On the surface, homesteading seems like it’s all about livestock and gardens, and many of us have an image in our heads of the idealized small farmer walking out in the early morning to feed the chickens. While that is part of homesteading, it’s not all there is. At its core, homesteading is about learning new skills to increase your self-sufficiency, and the more skills you can learn, the better.
If this becomes reciprocal, it’s called bartering, and that’s what we’ve been doing lately with some family friends. Their daughter will be staying with us soon to learn photography from my mom. In exchange, they taught me to use a sewing machine.
My first project with them was a tiny pillow with my name stitched onto it, but to my surprise, we weren’t done after that. I was going to make a cloth grocery bag.
We started by selecting the fabrics. For the outside of the bag, I chose a pink cloth embroidered with elephants; for the inside, a soft gray fabric touched with white, like faraway stars. I cut my fabrics to the same size and pinned them together inside-out, threaded the sewing machine’s needle, slipped my fabrics into the machine, chose my stitch, and started off.
Using a sewing machine is slow and repetitive—unless you’re as good at it as my friend’s mom is, in which case it’s fast and repetitive. Still, there’s something about knowing you’ve done a good job, or at least gotten better, that’s thrilling, though that’s true of any skill, sewing or ziplining or writing. When I finished sewing the fabrics together around three edges, I was proud of myself.

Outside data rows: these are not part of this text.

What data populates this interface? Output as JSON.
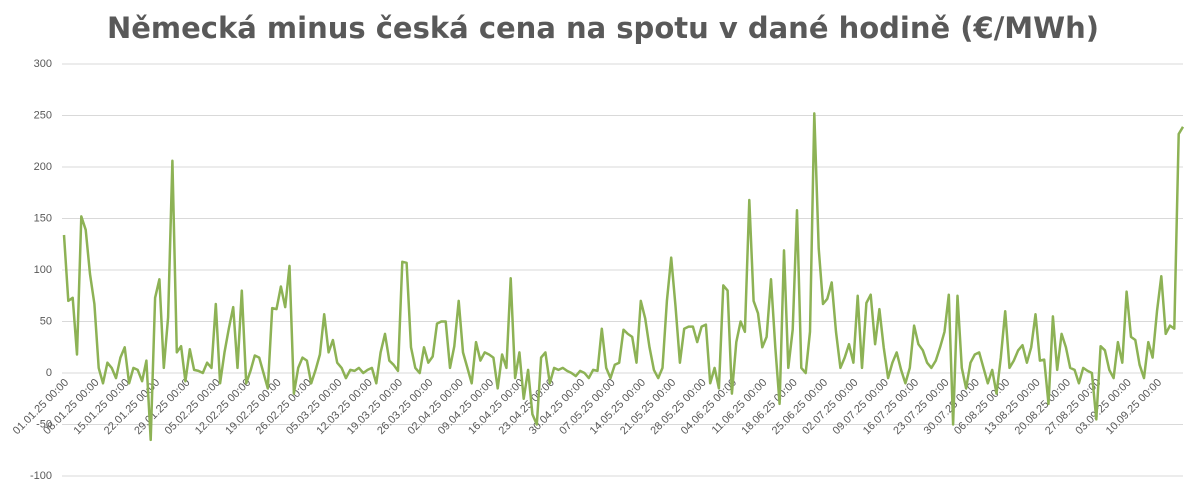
{
  "chart_data": {
    "type": "line",
    "title": "Německá minus česká cena na spotu v dané hodině (€/MWh)",
    "categories": [
      "01.01.25 00:00",
      null,
      null,
      null,
      null,
      null,
      null,
      "08.01.25 00:00",
      null,
      null,
      null,
      null,
      null,
      null,
      "15.01.25 00:00",
      null,
      null,
      null,
      null,
      null,
      null,
      "22.01.25 00:00",
      null,
      null,
      null,
      null,
      null,
      null,
      "29.01.25 00:00",
      null,
      null,
      null,
      null,
      null,
      null,
      "05.02.25 00:00",
      null,
      null,
      null,
      null,
      null,
      null,
      "12.02.25 00:00",
      null,
      null,
      null,
      null,
      null,
      null,
      "19.02.25 00:00",
      null,
      null,
      null,
      null,
      null,
      null,
      "26.02.25 00:00",
      null,
      null,
      null,
      null,
      null,
      null,
      "05.03.25 00:00",
      null,
      null,
      null,
      null,
      null,
      null,
      "12.03.25 00:00",
      null,
      null,
      null,
      null,
      null,
      null,
      "19.03.25 00:00",
      null,
      null,
      null,
      null,
      null,
      null,
      "26.03.25 00:00",
      null,
      null,
      null,
      null,
      null,
      null,
      "02.04.25 00:00",
      null,
      null,
      null,
      null,
      null,
      null,
      "09.04.25 00:00",
      null,
      null,
      null,
      null,
      null,
      null,
      "16.04.25 00:00",
      null,
      null,
      null,
      null,
      null,
      null,
      "23.04.25 00:00",
      null,
      null,
      null,
      null,
      null,
      null,
      "30.04.25 00:00",
      null,
      null,
      null,
      null,
      null,
      null,
      "07.05.25 00:00",
      null,
      null,
      null,
      null,
      null,
      null,
      "14.05.25 00:00",
      null,
      null,
      null,
      null,
      null,
      null,
      "21.05.25 00:00",
      null,
      null,
      null,
      null,
      null,
      null,
      "28.05.25 00:00",
      null,
      null,
      null,
      null,
      null,
      null,
      "04.06.25 00:00",
      null,
      null,
      null,
      null,
      null,
      null,
      "11.06.25 00:00",
      null,
      null,
      null,
      null,
      null,
      null,
      "18.06.25 00:00",
      null,
      null,
      null,
      null,
      null,
      null,
      "25.06.25 00:00",
      null,
      null,
      null,
      null,
      null,
      null,
      "02.07.25 00:00",
      null,
      null,
      null,
      null,
      null,
      null,
      "09.07.25 00:00",
      null,
      null,
      null,
      null,
      null,
      null,
      "16.07.25 00:00",
      null,
      null,
      null,
      null,
      null,
      null,
      "23.07.25 00:00",
      null,
      null,
      null,
      null,
      null,
      null,
      "30.07.25 00:00",
      null,
      null,
      null,
      null,
      null,
      null,
      "06.08.25 00:00",
      null,
      null,
      null,
      null,
      null,
      null,
      "13.08.25 00:00",
      null,
      null,
      null,
      null,
      null,
      null,
      "20.08.25 00:00",
      null,
      null,
      null,
      null,
      null,
      null,
      "27.08.25 00:00",
      null,
      null,
      null,
      null,
      null,
      null,
      "03.09.25 00:00",
      null,
      null,
      null,
      null,
      null,
      null,
      "10.09.25 00:00",
      null,
      null,
      null,
      null,
      null,
      null
    ],
    "values": [
      134,
      70,
      73,
      18,
      152,
      139,
      96,
      67,
      5,
      -10,
      10,
      5,
      -5,
      15,
      25,
      -10,
      5,
      3,
      -8,
      12,
      -65,
      73,
      91,
      5,
      54,
      206,
      20,
      26,
      -8,
      23,
      3,
      2,
      0,
      10,
      5,
      67,
      -10,
      20,
      43,
      64,
      5,
      80,
      -10,
      2,
      17,
      15,
      0,
      -15,
      63,
      62,
      84,
      64,
      104,
      -20,
      5,
      15,
      12,
      -10,
      3,
      18,
      57,
      20,
      32,
      10,
      5,
      -5,
      3,
      2,
      5,
      0,
      3,
      5,
      -10,
      20,
      38,
      12,
      8,
      2,
      108,
      107,
      25,
      5,
      0,
      25,
      10,
      16,
      48,
      50,
      50,
      5,
      26,
      70,
      20,
      5,
      -10,
      30,
      12,
      20,
      18,
      15,
      -15,
      18,
      5,
      92,
      -5,
      20,
      -25,
      3,
      -40,
      -50,
      15,
      20,
      -10,
      5,
      3,
      5,
      2,
      0,
      -3,
      2,
      0,
      -5,
      3,
      2,
      43,
      5,
      -5,
      8,
      10,
      42,
      38,
      35,
      10,
      70,
      53,
      25,
      3,
      -5,
      5,
      70,
      112,
      65,
      10,
      43,
      45,
      45,
      30,
      45,
      47,
      -10,
      5,
      -15,
      85,
      80,
      -20,
      30,
      50,
      40,
      168,
      70,
      58,
      25,
      35,
      91,
      25,
      -30,
      119,
      5,
      42,
      158,
      5,
      0,
      40,
      252,
      121,
      67,
      72,
      88,
      40,
      5,
      15,
      28,
      10,
      75,
      5,
      68,
      76,
      28,
      62,
      25,
      -5,
      10,
      20,
      3,
      -10,
      5,
      46,
      28,
      22,
      10,
      5,
      12,
      25,
      40,
      76,
      -50,
      75,
      5,
      -15,
      10,
      18,
      20,
      5,
      -10,
      3,
      -20,
      15,
      60,
      5,
      12,
      22,
      27,
      10,
      25,
      57,
      12,
      13,
      -30,
      55,
      3,
      38,
      25,
      5,
      3,
      -10,
      5,
      2,
      0,
      -45,
      26,
      22,
      3,
      -5,
      30,
      10,
      79,
      35,
      32,
      8,
      -5,
      30,
      15,
      60,
      94,
      38,
      46,
      43,
      232,
      239
    ],
    "color": "#8db255",
    "ylim": [
      -100,
      300
    ],
    "yticks": [
      -100,
      -50,
      0,
      50,
      100,
      150,
      200,
      250,
      300
    ],
    "grid": true
  }
}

My friend’s mom showed me how to turn the bag right-side-out, and we sewed the edges together, leaving room for a handle. For the handle, I selected a strip of rough pink fabric, and she slipped the ends into the spaces we’d left for that purpose. Then I got to sew them in place.
The final step was ironing. Being clumsy, I put my thumb in the wrong place almost immediately and had to run cold water on it, but the actual ironing was easy, and in minutes the bag was complete. It was satisfying enough knowing that I had made the bag, and that it had been less painful than my knitted hat, but even more so that I had contributed to my community.
Walking out to help feed the chickens afterward, I felt content.